Un nuevo vecino en el Jardín del Túria

Ha nacido la primera ardilla dentro del proyecto de regeneración de la fauna del antiguo cauce

Hace unos meses gracias a un proyecto pionero se soltaron 4 ardillas rojas en los Jardines del Túria. El objetivo era la reintroducción de esta especie autóctona para recuperar la biodiversidad de la zona. ¡Y ha dado resultado! El antiguo cauce tiene nuevo vecino. Ha nacido la primera ardilla dentro del proyecto, lo que contribuye a enriquecer el patrimonio natural de la ciudad. Por cierto que tras una votación popular ha sido bautizada como Túria.

Las zonas urbanas sufren un deterioro de la biodiversidad debido al tráfico, la construcción, el cambio climático y la contaminación. Esto afecta a la pérdida de la fauna y la flora propias de la ciudad. Por ello acciones como esta son importantes. Al introducir esta especie autóctona y que es fácil de ver, por una parte contribuimos al beneficio biológico y por otra damos visibilidad a que cada vez tenemos menos biodiversidad. Los ecosistemas se están deteriorando y con esta iniciativa se impulsa el fomento de los ecosistemas urbanos.

Las nuevas habitantes fueron rescatadas del medio natural y ahora podrán contribuir a frenar la desaparición esta especie en el entorno urbano, que se consolida con el nuevo nacimiento.

ardilla 2

Las ardillas que introdujeron hace unos meses habían sufrido lesiones y algunas de ellas estaban desorientadas debido a su corta edad. En el Centro de Recuperación de Fauna de El Saler, las criaron que fueron autosuficientes. Las cuatro ardillas han vivido en una jaula de adaptación y después se realizó la suelta blanda. Los animales están acostumbrados al entorno del cauce del río, e incluso se han reproducido.

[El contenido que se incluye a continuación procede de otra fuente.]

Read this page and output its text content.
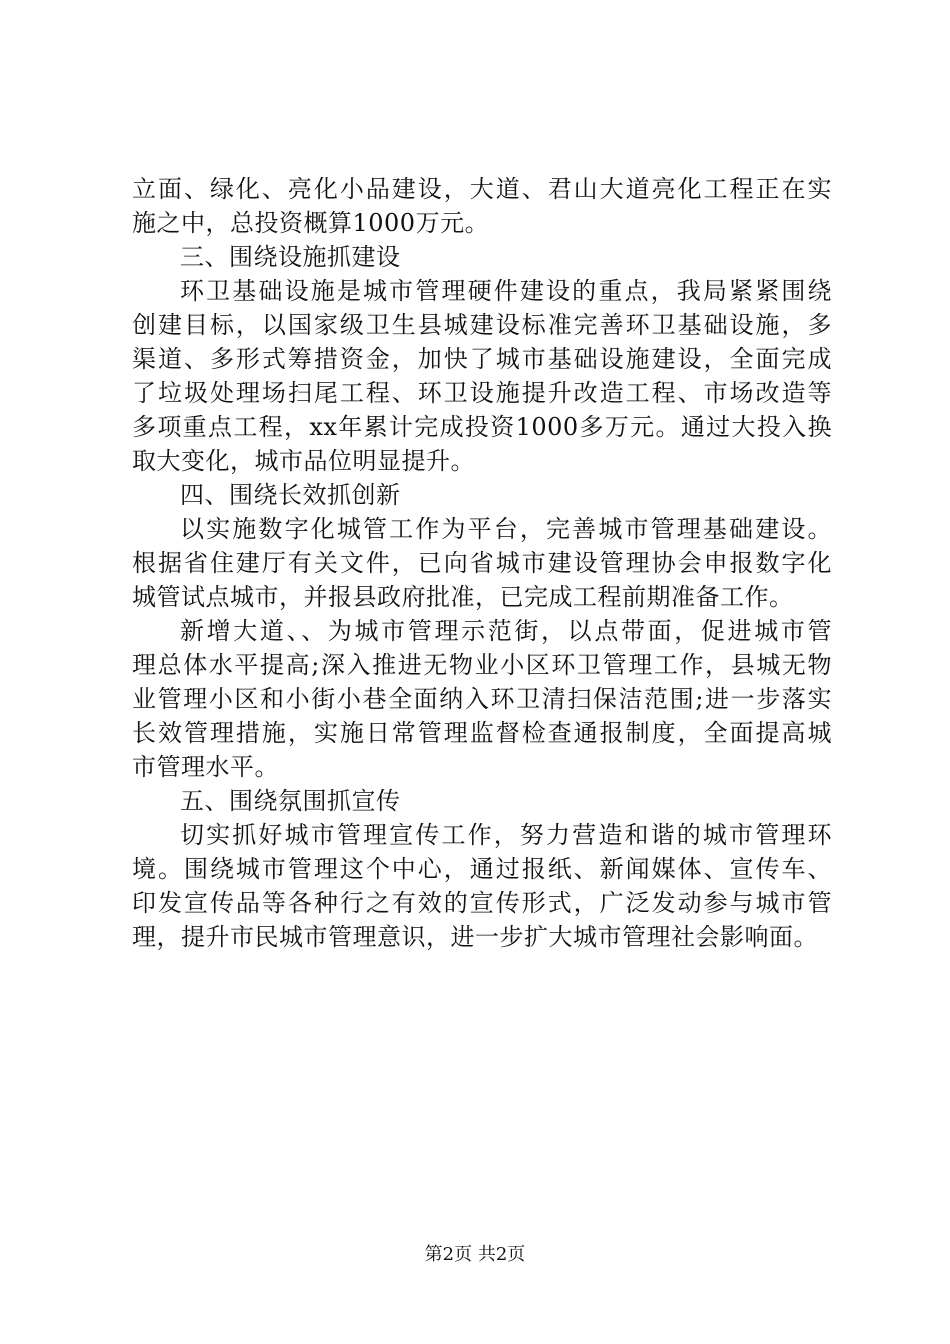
立面、绿化、亮化小品建设，大道、君山大道亮化工程正在实
施之中，总投资概算1000万元。
三、围绕设施抓建设
环卫基础设施是城市管理硬件建设的重点，我局紧紧围绕
创建目标，以国家级卫生县城建设标准完善环卫基础设施，多
渠道、多形式筹措资金，加快了城市基础设施建设，全面完成
了垃圾处理场扫尾工程、环卫设施提升改造工程、市场改造等
多项重点工程，xx年累计完成投资1000多万元。通过大投入换
取大变化，城市品位明显提升。
四、围绕长效抓创新
以实施数字化城管工作为平台，完善城市管理基础建设。
根据省住建厅有关文件，已向省城市建设管理协会申报数字化
城管试点城市，并报县政府批准，已完成工程前期准备工作。
新增大道、、为城市管理示范街，以点带面，促进城市管
理总体水平提高;深入推进无物业小区环卫管理工作，县城无物
业管理小区和小街小巷全面纳入环卫清扫保洁范围;进一步落实
长效管理措施，实施日常管理监督检查通报制度，全面提高城
市管理水平。
五、围绕氛围抓宣传
切实抓好城市管理宣传工作，努力营造和谐的城市管理环
境。围绕城市管理这个中心，通过报纸、新闻媒体、宣传车、
印发宣传品等各种行之有效的宣传形式，广泛发动参与城市管
理，提升市民城市管理意识，进一步扩大城市管理社会影响面。
第2页 共2页
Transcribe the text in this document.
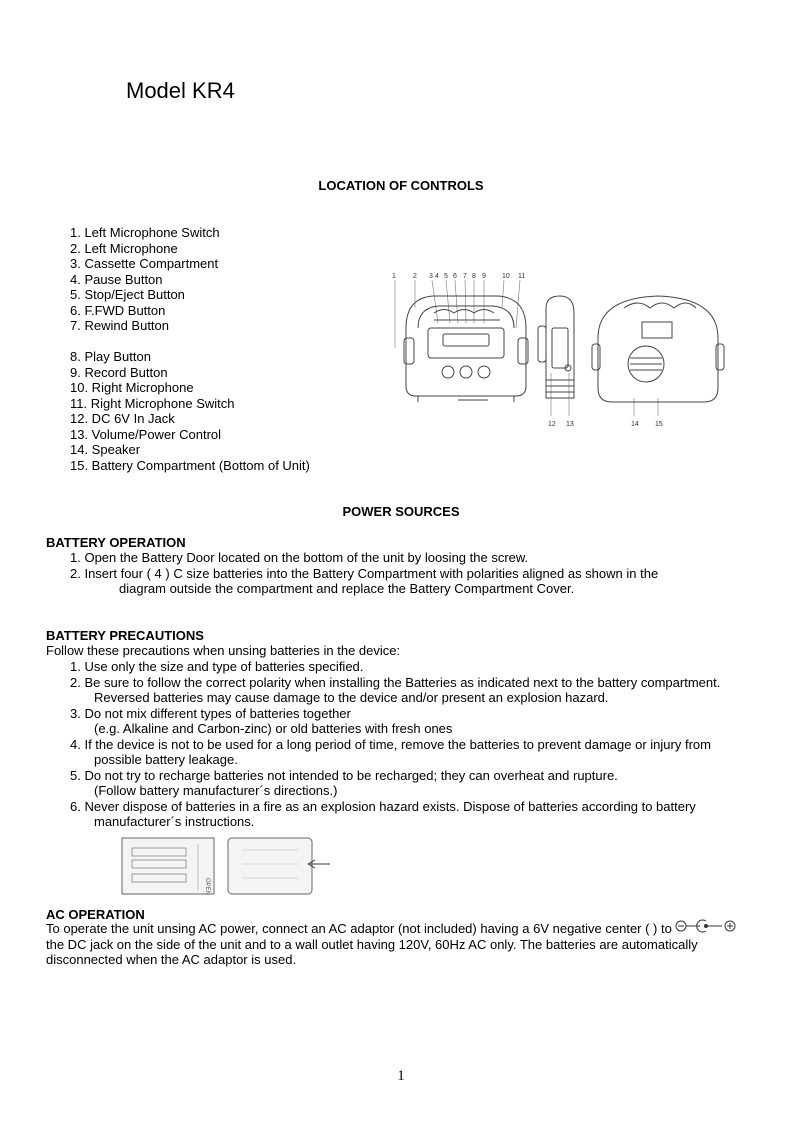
Model KR4
LOCATION OF CONTROLS
1. Left Microphone Switch
2. Left Microphone
3. Cassette Compartment
4. Pause Button
5. Stop/Eject Button
6. F.FWD Button
7. Rewind Button
8. Play Button
9. Record Button
10. Right Microphone
11. Right Microphone Switch
12. DC 6V In Jack
13. Volume/Power Control
14. Speaker
15. Battery Compartment (Bottom of Unit)
1 2 3 4 5 6 7 8 9 10 11
12 13	14 15
POWER SOURCES
BATTERY OPERATION
1. Open the Battery Door located on the bottom of the unit by loosing the screw.
2. Insert four ( 4 ) C size batteries into the Battery Compartment with polarities aligned as shown in the
diagram outside the compartment and replace the Battery Compartment Cover.
BATTERY PRECAUTIONS
Follow these precautions when unsing batteries in the device:
1. Use only the size and type of batteries specified.
2. Be sure to follow the correct polarity when installing the Batteries as indicated next to the battery compartment.
Reversed batteries may cause damage to the device and/or present an explosion hazard.
3. Do not mix different types of batteries together
(e.g. Alkaline and Carbon-zinc) or old batteries with fresh ones
4. If the device is not to be used for a long period of time, remove the batteries to prevent damage or injury from
possible battery leakage.
5. Do not try to recharge batteries not intended to be recharged; they can overheat and rupture.
(Follow battery manufacturer´s directions.)
6. Never dispose of batteries in a fire as an explosion hazard exists. Dispose of batteries according to battery
manufacturer´s instructions.
OPEN
AC OPERATION
To operate the unit unsing AC power, connect an AC adaptor (not included) having a 6V negative center ( ) to
the DC jack on the side of the unit and to a wall outlet having 120V, 60Hz AC only. The batteries are automatically
disconnected when the AC adaptor is used.
1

Una vez hecha la apertura de la jaula poco a poco hicieron movimientos exploratorios cada vez más grandes, saliendo cada vez más, hasta que al final ya no volvieron a la jaula. Son libres y disfrutan de todo el Jardín del Túria, incluso una de ellas ha sido mamá de un bebé ardilla precioso.

Las cuatro ardillas, ahora cinco, tienen una misión que cumplir y para ello portan un collar emisor con el que se realiza un radio de seguimiento. Así, los responsables de la iniciativa pueden observar dónde se instalan y recoger datos de las zonas que les resultan más atractivas y pueden estudiarlas y protegerlas.

En otros entornos no urbanos como el Parque de San Vicente, en Liria, o bosques y ríos de los alrededores encontramos ardillas, que conviven con otros animales patos, peces, tortugas, pero en la ciudad es difícil encontrarlas. Por ello este nacimiento es una gran noticia. ¡Bienvenida ardillita!